El olor del mar se intensifica. No es solo sal; hay algo más: el perfume húmedo y antiguo de las algas, el leve tufo del motor marino, el aliento mismo del océano. Es un aroma que penetra la ropa, la piel, y que queda impregnado en la memoria, como un tatuaje invisible del viaje.
En el agua, otro lomo oscuro corta la superficie. Un aletazo. Luego una cola gigantesca que se arquea, elegante y poderosa. “Esa es una hembra, va con su cría. Están viajando desde la Antártida, vienen desde hace semanas”, explica Rosa Barre, bióloga marina y una de las encargadas del monitoreo ambiental del tour. “Este lugar, por su temperatura y su tranquilidad, es ideal para que se reproduzcan y den a luz. Es un viaje de amor, de vida”.

Las ballenas recorren más de 8.000 kilómetros
Cada año, entre junio y septiembre, las ballenas jorobadas llegan a esta costa ecuatoriana tras recorrer más de 8.000 kilómetros desde las heladas aguas del sur. Lo hacen guiadas por un instinto ancestral, buscando el calor del Pacífico para cantar, aparearse y asegurar el futuro de su especie. En Súa, encuentran un refugio, y los humanos, un milagro.
La comunidad ha aprendido a vivir con los gigantes del mar. En el malecón, la música no deja de sonar. El aire se llena con el aroma penetrante y delicioso de los mariscos frescos, que se mezclan con el chillido del aceite caliente donde se fríen corviches dorados y humeantes en la feria gastronómica. Cada crujido anuncia que el sabor de la costa está listo para servirse. Las risas, los pasos sobre la arena y los gritos emocionados de los niños se funden con los golpes de marimba, mientras el corazón de Súa late al ritmo de su mar y su gente.
“Aquí las ballenas traen alegría, traen trabajo, traen esperanza”, cuenta Emilia Zambrano, vendedora de ceviches. Su voz se pierde entre los acordes de marimba que suenan en la playa, mientras decenas de turistas regresan emocionados de las excursiones. “Muchos no sabían ni que existíamos, y ahora vienen de todas partes”.
Las autoridades municipales, operadores turísticos y pobladores han trabajado juntos para que esta temporada 2025 sea especial. Lanchas acondicionadas con chalecos, guías capacitados, protocolos de seguridad ambiental. “Queremos que todos disfruten, pero sin molestar a las ballenas”, afirma Pablo Rivadeneira, presidente de la cooperativa de transporte turístico. “Este no es un espectáculo cualquiera: es la vida misma en movimiento”.
De vuelta al muelle, tras casi dos horas en altamar, los rostros reflejan una mezcla de emoción y serenidad. Como si algo dentro de cada visitante hubiera cambiado. “Es una experiencia espiritual. Te hace sentir pequeño y enorme al mismo tiempo”, resume Santiago Aguilar, turista quiteño. “No pensé que me iba a emocionar tanto. Verlas tan cerca… te sacude el alma”.

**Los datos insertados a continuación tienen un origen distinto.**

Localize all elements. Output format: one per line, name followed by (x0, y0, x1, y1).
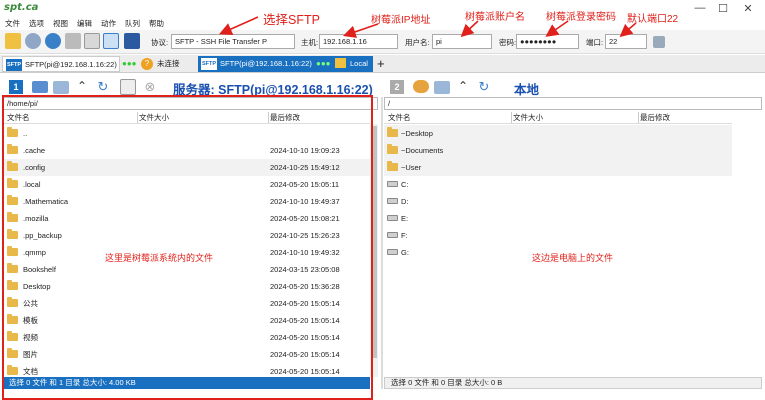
file-name: ~Documents (401, 146, 444, 155)
protocol-label: 协议: (151, 38, 169, 47)
sftp-icon: SFTP (201, 58, 217, 70)
drive-icon (387, 232, 398, 238)
user-label: 用户名: (405, 38, 430, 47)
table-row[interactable]: C: (384, 176, 732, 193)
question-icon: ? (141, 58, 153, 70)
drive-icon (387, 215, 398, 221)
file-name: D: (401, 197, 409, 206)
col-size[interactable]: 文件大小 (513, 111, 543, 124)
host-label: 主机: (301, 38, 319, 47)
tab-unconnected[interactable]: ? 未连接 (137, 56, 195, 72)
local-column-header: 文件名 文件大小 最后修改 (384, 111, 732, 124)
host-input[interactable]: 192.168.1.16 (319, 34, 398, 49)
file-name: C: (401, 180, 409, 189)
up-icon[interactable]: ⌃ (74, 79, 90, 95)
right-pane-toolbar: 2 ⌃ ↻ 本地 (386, 76, 765, 98)
pane-divider[interactable] (381, 97, 383, 389)
monitor-icon[interactable] (32, 81, 48, 93)
local-path-input[interactable]: / (384, 97, 762, 110)
file-name: E: (401, 214, 409, 223)
annotation-pi-user: 树莓派账户名 (465, 12, 525, 23)
close-button[interactable]: ✕ (738, 2, 758, 15)
menu-help[interactable]: 帮助 (149, 18, 164, 30)
file-name: ~Desktop (401, 129, 433, 138)
annotation-default-port: 默认端口22 (627, 14, 679, 25)
computer-icon (335, 58, 346, 68)
annotation-pi-ip: 树莓派IP地址 (371, 15, 431, 26)
port-label: 端口: (586, 38, 604, 47)
menu-file[interactable]: 文件 (5, 18, 20, 30)
folder-icon (387, 161, 398, 171)
drive-icon (387, 181, 398, 187)
tab-bar: SFTP SFTP(pi@192.168.1.16:22) ●●● ? 未连接 … (0, 55, 765, 73)
new-tab-button[interactable]: + (377, 56, 385, 71)
refresh-icon[interactable]: ↻ (95, 79, 111, 95)
file-name: ~User (401, 163, 422, 172)
drive-icon (387, 198, 398, 204)
connected-indicator-icon: ●●● (316, 59, 331, 68)
password-input[interactable]: ●●●●●●●● (516, 34, 579, 49)
app-logo: spt.ca (4, 2, 39, 13)
remote-pane-highlight (2, 95, 373, 400)
refresh-icon[interactable] (45, 33, 61, 49)
connect-menu-icon[interactable] (653, 36, 665, 48)
tab-local-label: Local (350, 59, 368, 68)
annotation-select-sftp: 选择SFTP (263, 13, 320, 27)
annotation-left-note: 这里是树莓派系统内的文件 (105, 253, 214, 263)
pane-badge: 2 (390, 80, 404, 94)
transfer-icon[interactable] (103, 33, 119, 49)
col-modified[interactable]: 最后修改 (640, 111, 670, 124)
folder-icon (387, 127, 398, 137)
local-title: 本地 (514, 83, 540, 97)
tab-sftp-1[interactable]: SFTP SFTP(pi@192.168.1.16:22) (2, 56, 120, 72)
file-name: F: (401, 231, 408, 240)
drive-icon (387, 249, 398, 255)
table-row[interactable]: D: (384, 193, 732, 210)
tab-label: SFTP(pi@192.168.1.16:22) (220, 59, 312, 68)
tab-label: 未连接 (157, 59, 180, 68)
menu-options[interactable]: 选项 (29, 18, 44, 30)
settings-icon[interactable] (25, 33, 41, 49)
upload-icon[interactable] (413, 80, 429, 93)
table-row[interactable]: ~Documents (384, 142, 732, 159)
annotation-pi-password: 树莓派登录密码 (546, 12, 616, 23)
tab-sftp-active[interactable]: SFTP SFTP(pi@192.168.1.16:22) ●●● Local (198, 56, 373, 72)
menu-action[interactable]: 动作 (101, 18, 116, 30)
menu-queue[interactable]: 队列 (125, 18, 140, 30)
up-icon[interactable]: ⌃ (455, 79, 471, 95)
menu-view[interactable]: 视图 (53, 18, 68, 30)
connected-indicator-icon: ●●● (122, 59, 137, 68)
maximize-button[interactable]: ☐ (713, 2, 733, 15)
document-icon[interactable] (84, 33, 100, 49)
favorites-icon[interactable] (5, 33, 21, 49)
terminal-icon[interactable] (124, 33, 140, 49)
minimize-button[interactable]: — (690, 2, 710, 14)
table-row[interactable]: F: (384, 227, 732, 244)
cancel-icon[interactable]: ⊗ (142, 79, 158, 95)
col-filename[interactable]: 文件名 (388, 111, 411, 124)
username-input[interactable]: pi (432, 34, 492, 49)
port-input[interactable]: 22 (605, 34, 647, 49)
tree-icon[interactable] (120, 79, 136, 95)
annotation-right-note: 这边是电脑上的文件 (532, 253, 614, 263)
local-status-bar: 选择 0 文件 和 0 目录 总大小: 0 B (384, 377, 762, 389)
table-row[interactable]: ~User (384, 159, 732, 176)
password-label: 密码: (499, 38, 517, 47)
protocol-select[interactable]: SFTP - SSH File Transfer P (171, 34, 295, 49)
file-name: G: (401, 248, 409, 257)
table-row[interactable]: E: (384, 210, 732, 227)
refresh-icon[interactable]: ↻ (476, 79, 492, 95)
table-row[interactable]: ~Desktop (384, 125, 732, 142)
sftp-icon: SFTP (6, 59, 22, 71)
pane-badge: 1 (9, 80, 23, 94)
folder-icon (387, 144, 398, 154)
play-icon[interactable] (65, 33, 81, 49)
menu-edit[interactable]: 编辑 (77, 18, 92, 30)
save-icon[interactable] (53, 81, 69, 94)
tab-label: SFTP(pi@192.168.1.16:22) (25, 60, 117, 69)
toolbar: 协议: SFTP - SSH File Transfer P 主机: 192.1… (0, 30, 765, 54)
save-icon[interactable] (434, 81, 450, 94)
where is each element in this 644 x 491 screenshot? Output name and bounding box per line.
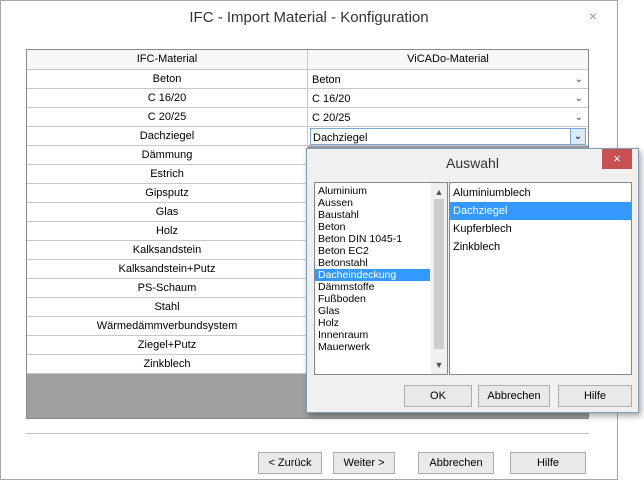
dropdown-value: Dachziegel [313, 132, 368, 144]
material-list-item[interactable]: Aluminiumblech [450, 184, 631, 202]
ifc-material-cell[interactable]: C 20/25 [27, 108, 308, 127]
popup-close-icon[interactable]: × [602, 149, 632, 169]
category-list-item[interactable]: Innenraum [315, 329, 430, 341]
window-title: IFC - Import Material - Konfiguration [189, 9, 429, 26]
dropdown-value: C 20/25 [312, 112, 351, 124]
cancel-button[interactable]: Abbrechen [418, 452, 494, 474]
close-icon[interactable]: × [579, 7, 607, 25]
ifc-material-cell[interactable]: Dachziegel [27, 127, 308, 146]
category-list-item[interactable]: Glas [315, 305, 430, 317]
ifc-material-cell[interactable]: Gipsputz [27, 184, 308, 203]
vicado-material-dropdown[interactable]: C 16/20 ⌄ [310, 90, 586, 107]
chevron-down-icon[interactable]: ⌄ [575, 72, 583, 88]
scroll-up-icon[interactable]: ▲ [431, 185, 447, 199]
dropdown-value: Beton [312, 74, 341, 86]
col-header-ifc[interactable]: IFC-Material [27, 50, 308, 70]
category-list[interactable]: Aluminium Aussen Baustahl Beton Beton DIN 10… [314, 182, 448, 375]
category-list-item[interactable]: Aluminium [315, 185, 430, 197]
dropdown-value: C 16/20 [312, 93, 351, 105]
vicado-material-cell[interactable]: C 20/25 ⌄ [308, 108, 588, 127]
category-list-item[interactable]: Baustahl [315, 209, 430, 221]
material-list[interactable]: Aluminiumblech Dachziegel Kupferblech Zinkb… [449, 182, 632, 375]
popup-help-button[interactable]: Hilfe [558, 385, 632, 407]
ok-button[interactable]: OK [404, 385, 472, 407]
chevron-down-icon[interactable]: ⌄ [575, 91, 583, 107]
ifc-material-cell[interactable]: Stahl [27, 298, 308, 317]
material-list-item[interactable]: Dachziegel [450, 202, 631, 220]
auswahl-dialog: Auswahl × Aluminium Aussen Baustahl Beton Be… [306, 148, 639, 413]
category-list-item[interactable]: Holz [315, 317, 430, 329]
back-button[interactable]: < Zurück [258, 452, 322, 474]
chevron-down-icon[interactable]: ⌄ [575, 110, 583, 126]
category-list-item[interactable]: Beton DIN 1045-1 [315, 233, 430, 245]
category-scrollbar[interactable]: ▲ ▼ [431, 183, 447, 374]
next-button[interactable]: Weiter > [333, 452, 395, 474]
scroll-thumb[interactable] [434, 199, 444, 349]
footer-separator [26, 433, 589, 434]
category-list-item[interactable]: Beton EC2 [315, 245, 430, 257]
ifc-material-cell[interactable]: Ziegel+Putz [27, 336, 308, 355]
category-list-item[interactable]: Dacheindeckung [315, 269, 430, 281]
ifc-material-cell[interactable]: Beton [27, 70, 308, 89]
vicado-material-cell[interactable]: C 16/20 ⌄ [308, 89, 588, 108]
vicado-material-cell[interactable]: Beton ⌄ [308, 70, 588, 89]
ifc-material-cell[interactable]: Estrich [27, 165, 308, 184]
category-list-item[interactable]: Mauerwerk [315, 341, 430, 353]
title-bar: IFC - Import Material - Konfiguration × [1, 1, 617, 35]
category-list-item[interactable]: Aussen [315, 197, 430, 209]
popup-cancel-button[interactable]: Abbrechen [478, 385, 550, 407]
ifc-material-cell[interactable]: Holz [27, 222, 308, 241]
material-list-item[interactable]: Kupferblech [450, 220, 631, 238]
col-header-vicado[interactable]: ViCADo-Material [308, 50, 588, 70]
ifc-material-cell[interactable]: PS-Schaum [27, 279, 308, 298]
material-list-item[interactable]: Zinkblech [450, 238, 631, 256]
category-list-item[interactable]: Fußboden [315, 293, 430, 305]
scroll-down-icon[interactable]: ▼ [431, 358, 447, 372]
ifc-material-cell[interactable]: Glas [27, 203, 308, 222]
popup-title: Auswahl [446, 155, 499, 171]
chevron-down-icon[interactable]: ⌄ [570, 129, 585, 144]
ifc-material-cell[interactable]: Kalksandstein [27, 241, 308, 260]
ifc-material-cell[interactable]: Dämmung [27, 146, 308, 165]
ifc-material-cell[interactable]: C 16/20 [27, 89, 308, 108]
category-list-item[interactable]: Beton [315, 221, 430, 233]
help-button[interactable]: Hilfe [510, 452, 586, 474]
category-list-item[interactable]: Betonstahl [315, 257, 430, 269]
vicado-material-dropdown[interactable]: C 20/25 ⌄ [310, 109, 586, 126]
ifc-material-cell[interactable]: Kalksandstein+Putz [27, 260, 308, 279]
vicado-material-cell[interactable]: Dachziegel ⌄ [308, 127, 588, 146]
category-list-item[interactable]: Dämmstoffe [315, 281, 430, 293]
vicado-material-dropdown[interactable]: Dachziegel ⌄ [310, 128, 586, 145]
ifc-material-cell[interactable]: Zinkblech [27, 355, 308, 374]
ifc-material-cell[interactable]: Wärmedämmverbundsystem [27, 317, 308, 336]
vicado-material-dropdown[interactable]: Beton ⌄ [310, 71, 586, 88]
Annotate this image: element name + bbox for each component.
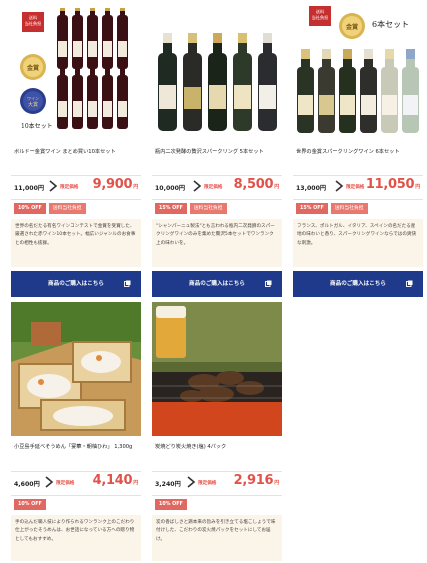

El sol pega fuerte. En la playa, las familias caminan con los pies hundidos en la arena mojada, mientras los niños corretean imitando los saltos de las ballenas. En Súa, tierra mágica del Pacífico, los gigantes del mar han vuelto. Y con ellos, ha regresado la poesía del océano.
Porque aquí, donde la naturaleza escribe con espuma y sal, cada avistamiento es una página viva que el tiempo no puede borrar.